Все это имеет столько же шансов на успех, сколько и попытка с детства воспитать из девочки мальчика или из мальчика девочку. То есть не то чтобы ничего не получается, — просто то, что получается, глаз отнюдь не радует, само по себе вызывает сожаление, а иногда еще и требует специальной психологической и психотерапевтической помощи. Попытайтесь сделать из примитивной личности креативную — получите невротика; попытайтесь сделать из креативной личности примитивную — будет то же самое. И в том, и в другом случае вы получите патологическую авитальную активность.

Как это ни парадоксально, но именно избыточная стимуляция активности детей и подростков может привести к неожиданному эффекту — усилению авитальной активности как естественной компенсации бездумных действий родителей и педагогов.

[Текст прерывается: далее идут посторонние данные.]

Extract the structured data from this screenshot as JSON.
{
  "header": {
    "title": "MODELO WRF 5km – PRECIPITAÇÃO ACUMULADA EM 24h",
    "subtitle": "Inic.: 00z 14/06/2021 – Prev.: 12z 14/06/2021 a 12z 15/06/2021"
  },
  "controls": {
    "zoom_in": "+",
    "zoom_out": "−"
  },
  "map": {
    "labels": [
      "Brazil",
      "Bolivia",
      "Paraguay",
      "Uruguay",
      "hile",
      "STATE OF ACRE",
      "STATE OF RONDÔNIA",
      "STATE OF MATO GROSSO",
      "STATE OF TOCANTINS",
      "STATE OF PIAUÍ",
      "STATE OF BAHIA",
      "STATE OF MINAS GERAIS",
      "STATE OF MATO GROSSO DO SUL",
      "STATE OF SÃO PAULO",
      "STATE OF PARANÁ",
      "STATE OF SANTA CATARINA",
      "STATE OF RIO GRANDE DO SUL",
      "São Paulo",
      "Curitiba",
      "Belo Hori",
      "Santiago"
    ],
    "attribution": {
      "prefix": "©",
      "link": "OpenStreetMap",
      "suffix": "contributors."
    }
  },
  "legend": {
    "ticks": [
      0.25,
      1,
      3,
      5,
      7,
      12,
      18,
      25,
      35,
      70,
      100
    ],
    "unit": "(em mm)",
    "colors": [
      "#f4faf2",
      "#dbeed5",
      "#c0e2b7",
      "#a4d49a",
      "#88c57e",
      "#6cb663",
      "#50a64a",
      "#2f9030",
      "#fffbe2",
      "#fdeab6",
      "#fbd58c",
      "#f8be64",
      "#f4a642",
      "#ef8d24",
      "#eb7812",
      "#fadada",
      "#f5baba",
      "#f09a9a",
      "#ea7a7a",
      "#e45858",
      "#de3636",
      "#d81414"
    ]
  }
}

Если мы видим человека, который очень хочет спать, мы можем предположить, что перед этим он слишком долго и интенсивно бодрствовал. Если мы видим человека, который слишком хочет умереть, значит, обстоятельства предъявили к нему такие чрезмерные требования, которые, истощив его жизненные силы, позволили прорваться на поверхность патологической авитальной активности.

Та же гуманистическая психология и тот же гуманизм, которые так радеют за всеобщее развитие и «креативизацию» всех детей и подростков, теми же словами сокрушаются потом по поводу «необъяснимого» роста детских и подростковых самоубийств в последние десятилетия.

Развитие человека длится долго, но не бесконечно. После более или менее длительного периода эволюции начинается неотвратимый инволюционный процесс. В обыденном и научном языке процесс завершения развития обозначается очень просто: «зрелость» («зрелая личность», «зрелый человек», «зрелые мысли», «зрелое решение»). И если мы констатируем в определённый момент феномен зрелости, следующий шаг — увядание. Когда человеческий индивид достигает зрелости, известно даже неспециалисту, и это никак не возраст 55—60 лет, с которого принято отсчитывать старость. После 20—25 лет все люди в большей или меньшей степени начинают подчиняться инволюционным процессам, которые неуклонно начинают превалировать над эволюционными и неминуемо ведут человека к духовной и физической смерти. А человеку-то ведь казалось, более того, ему все продолжают говорить, что всё впереди, — и он никак не подготовлен к тому, что после 20 лет с каждым годом всё труднее и труднее усваивать новую информацию, всё труднее и труднее что-то в крупном плане изменить в себе, и просто страшно признать, что вот то, что ты есть сейчас — это уже навсегда и лучше не будет.